Django Lookup Tables
Efficient storage and management of lookup tables used throughout an app.
Note: This package is a work in progress (that's why it's not yet at version 1.0). I am active seeking contributions to help with making it more usable, see "Contributing" below.
IMPORTANT
This software is still pre-release. Upgrades from one version to the next may create unstabilities in your project. If you have used any version prior to 1.0.0
, please read the Release Notes for Beta Versions.
Installation
Install the package:
$ pip install django-lookup-tables
Add it to your installed apps:
INSTALLED_APPS = (
...
'lookup_tables',
...
)
Usage
The primary use case for lookup tables is to create user-managed lists of options for models to choose from.

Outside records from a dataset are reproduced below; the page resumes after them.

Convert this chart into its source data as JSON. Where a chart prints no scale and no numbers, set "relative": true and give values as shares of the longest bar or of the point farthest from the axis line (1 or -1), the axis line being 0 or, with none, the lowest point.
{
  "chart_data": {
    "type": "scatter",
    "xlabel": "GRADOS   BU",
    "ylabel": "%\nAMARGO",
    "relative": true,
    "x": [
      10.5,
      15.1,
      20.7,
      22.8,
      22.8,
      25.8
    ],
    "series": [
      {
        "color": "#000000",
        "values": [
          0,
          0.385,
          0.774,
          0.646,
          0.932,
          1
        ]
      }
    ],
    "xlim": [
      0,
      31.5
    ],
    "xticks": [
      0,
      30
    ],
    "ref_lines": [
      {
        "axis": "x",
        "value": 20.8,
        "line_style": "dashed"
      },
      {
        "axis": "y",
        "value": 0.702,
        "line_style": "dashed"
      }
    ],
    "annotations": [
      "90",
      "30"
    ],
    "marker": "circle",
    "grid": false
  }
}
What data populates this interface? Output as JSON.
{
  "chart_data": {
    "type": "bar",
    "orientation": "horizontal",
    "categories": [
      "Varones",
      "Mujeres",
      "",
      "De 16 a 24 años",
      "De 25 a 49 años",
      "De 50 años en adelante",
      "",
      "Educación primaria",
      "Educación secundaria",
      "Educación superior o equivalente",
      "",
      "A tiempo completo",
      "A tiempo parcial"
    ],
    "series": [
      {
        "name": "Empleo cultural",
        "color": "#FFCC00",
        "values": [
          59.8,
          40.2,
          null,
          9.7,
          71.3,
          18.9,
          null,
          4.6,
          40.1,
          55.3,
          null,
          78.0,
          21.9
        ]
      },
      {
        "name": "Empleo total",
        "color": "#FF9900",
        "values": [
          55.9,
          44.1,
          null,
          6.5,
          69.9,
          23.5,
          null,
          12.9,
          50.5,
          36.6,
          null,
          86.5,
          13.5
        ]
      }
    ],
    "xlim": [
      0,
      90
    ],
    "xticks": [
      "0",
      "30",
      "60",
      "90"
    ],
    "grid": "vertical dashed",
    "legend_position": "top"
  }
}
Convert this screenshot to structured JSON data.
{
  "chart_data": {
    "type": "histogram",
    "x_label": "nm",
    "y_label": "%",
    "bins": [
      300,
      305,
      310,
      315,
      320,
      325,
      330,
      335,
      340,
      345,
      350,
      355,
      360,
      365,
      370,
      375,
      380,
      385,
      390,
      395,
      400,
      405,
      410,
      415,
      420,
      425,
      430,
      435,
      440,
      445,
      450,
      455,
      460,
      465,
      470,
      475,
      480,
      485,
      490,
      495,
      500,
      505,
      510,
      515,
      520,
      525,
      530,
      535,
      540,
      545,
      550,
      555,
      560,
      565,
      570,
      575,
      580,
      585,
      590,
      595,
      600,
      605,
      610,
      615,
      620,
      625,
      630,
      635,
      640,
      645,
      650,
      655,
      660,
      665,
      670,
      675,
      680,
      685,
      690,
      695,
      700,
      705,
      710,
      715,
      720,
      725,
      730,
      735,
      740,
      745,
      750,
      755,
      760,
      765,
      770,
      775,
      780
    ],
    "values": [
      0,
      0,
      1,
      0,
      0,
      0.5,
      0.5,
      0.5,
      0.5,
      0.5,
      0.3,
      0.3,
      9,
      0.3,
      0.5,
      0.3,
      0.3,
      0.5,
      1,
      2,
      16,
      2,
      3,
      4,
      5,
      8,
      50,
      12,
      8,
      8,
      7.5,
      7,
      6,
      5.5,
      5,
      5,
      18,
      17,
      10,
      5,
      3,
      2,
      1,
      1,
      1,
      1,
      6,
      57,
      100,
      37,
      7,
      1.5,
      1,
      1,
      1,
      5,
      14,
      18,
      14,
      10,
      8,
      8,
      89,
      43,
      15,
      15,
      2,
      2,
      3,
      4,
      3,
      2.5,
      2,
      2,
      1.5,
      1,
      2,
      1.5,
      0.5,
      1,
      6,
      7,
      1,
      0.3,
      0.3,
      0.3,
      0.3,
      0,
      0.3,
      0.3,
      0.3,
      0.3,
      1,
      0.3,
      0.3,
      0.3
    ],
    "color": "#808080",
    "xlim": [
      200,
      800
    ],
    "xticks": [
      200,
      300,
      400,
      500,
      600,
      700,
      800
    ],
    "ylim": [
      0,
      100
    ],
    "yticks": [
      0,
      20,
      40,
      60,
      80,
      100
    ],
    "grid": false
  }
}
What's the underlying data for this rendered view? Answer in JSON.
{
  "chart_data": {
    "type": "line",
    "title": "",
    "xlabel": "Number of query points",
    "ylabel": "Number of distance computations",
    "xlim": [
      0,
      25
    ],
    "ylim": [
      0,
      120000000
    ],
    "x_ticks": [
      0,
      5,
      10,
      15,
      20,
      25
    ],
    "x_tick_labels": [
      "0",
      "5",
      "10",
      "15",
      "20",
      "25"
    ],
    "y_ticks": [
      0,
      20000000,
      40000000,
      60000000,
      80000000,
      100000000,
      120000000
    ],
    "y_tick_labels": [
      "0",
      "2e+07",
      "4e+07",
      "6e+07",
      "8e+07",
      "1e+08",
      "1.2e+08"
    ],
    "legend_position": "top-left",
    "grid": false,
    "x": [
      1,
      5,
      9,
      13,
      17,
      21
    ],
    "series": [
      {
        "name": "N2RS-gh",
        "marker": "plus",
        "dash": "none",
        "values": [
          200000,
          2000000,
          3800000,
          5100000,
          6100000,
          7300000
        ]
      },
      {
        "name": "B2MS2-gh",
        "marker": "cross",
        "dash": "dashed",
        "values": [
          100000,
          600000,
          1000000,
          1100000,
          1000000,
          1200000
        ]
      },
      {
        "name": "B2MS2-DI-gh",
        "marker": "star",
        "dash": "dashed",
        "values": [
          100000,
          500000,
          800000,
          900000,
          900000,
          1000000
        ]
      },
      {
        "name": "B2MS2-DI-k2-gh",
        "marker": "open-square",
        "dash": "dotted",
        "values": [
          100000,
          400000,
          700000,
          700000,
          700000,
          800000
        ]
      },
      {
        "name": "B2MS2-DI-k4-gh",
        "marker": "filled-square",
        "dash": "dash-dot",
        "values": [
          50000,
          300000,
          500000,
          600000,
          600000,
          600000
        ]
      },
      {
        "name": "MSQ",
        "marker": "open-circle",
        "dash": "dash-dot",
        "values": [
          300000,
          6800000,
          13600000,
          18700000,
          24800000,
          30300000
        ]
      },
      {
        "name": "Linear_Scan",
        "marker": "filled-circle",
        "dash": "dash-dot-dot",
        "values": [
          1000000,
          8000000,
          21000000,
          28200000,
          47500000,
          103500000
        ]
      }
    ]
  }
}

Consider a model with a field called, for instance, state
:
from django.db import models
from lookup_tables.fields import LookupTableItemField
CHOICES = (('draft', 'draft'), ('published', 'published'))
class Post(models.Model):
title = models.CharField(max_length=100)
state = models.CharField(choices=CHOICES)
While this is easy to build, changing the choices list requires rebuilding and redeploying your application.
The above model could instead be written as:
from django.db import models
from lookup_tables.models import AbsractLookupTable
from lookup_tables.fields import LookupField
class PostState(AbstractLookupTable):
pass
class Post(models.Model):
title = models.CharField(max_length=100)
state = LookupField(PostState)
This will create a lookup table called PostState
that can be administered by staff users. You can now set this field to any value from the PostState
model.
If you register your model in the app's admin.py
:
from django.contrib import admin
from lookup_tables.admin import LookupAdmin
from .models import PostState
@admin.register(PostState)
class PostStateAdmin(LookupAdmin):
pass
... you will be able to modify the values in the table through the "Post State" link in the Django admin.
django-lookup-tables
integrates properly with forms out of the box, so all UI naturally gets up-to-date selection lists just like if you were using a CharField
with a choices enum or tuple list.
Each table has an arbitrary list of items. You can order them by setting the "Sort Order" field to any positive integer.
Using with Admin-Sortable2
If you have django-admin-sortable2
installed, you can take advantage of it's UI enhancements by configuring django-lookup-tables
to use it. In your settings.py
:
INSTALLED_APPS = (
...
'adminsortable2',
'lookup_tables',
...
)
LOOKUP_TABLES = {
'USE_ADMIN_SORTABLE2': True,
}
Using with Django REST Framework
Fields on models will render the same way CharField
does if you use the drf_fields.LookupSerializerField
field on your serializer like so:
class PostSerializer(serializers.ModelSerializer):
class Meta:
fields = ('id', 'title', 'state')
state = LookupSerializerField(PostState)
By default, the field will send the id
of the LookupTableItem
. If you instead want to send the name
property, add DRF_REPRESENTATION_NAME_NOT_ID
to your settings.py
:
LOOKUP_TABLES = {
'DRF_REPRESENTATION_NAME_NOT_ID': True,
}
The HTML UI provided by DRF will populate dropdowns, and the OPTIONS
response handler will supply all key/value pairs available for the field:
OPTIONS /api/posts/1/
HTTP 200 OK
Allow: GET, PUT, PATCH, DELETE, HEAD, OPTIONS
Content-Type: application/json
Vary: Accept
{
"name": "Post Instance",
"description": "",
"renders": [
"application/json",
"text/html"
],
"parses": [
"application/json",
"application/x-www-form-urlencoded",
"multipart/form-data"
],
"actions": {
"PUT": {
"id": {
"type": "integer",
"required": false,
"read_only": true,
"label": "ID"
},
"title": {
"type": "string",
"required": true,
"read_only": false,
"label": "Name",
"max_length": 200
},
"state": {
"type": "choice",
"required": true,
"read_only": false,
"label": "State",
"choices": [
{
"value": 14,
"display_name": "Draft"
},
{
"value": 18,
"display_name": "Published"
}
]
}
}
}
}
Sample App
You can see a sample app using these fields buy running the following:
$ python manage.py migrate
$ python manage.py loaddata fixtures/base.json
$ python manage.py runserver
This app has the following endpoints:
/admin/
/api/mymodel/
/api/mymodel/<id>/
The username for the admin user is admin
, and the password is pass
.
Contributing
I am actively seeking contributions to this package. Check the "Issues" section of the repository for my current hit list.
If you have suggestions for other features I am open to hearing them. Use the "Issues" section of the repository to start a conversation.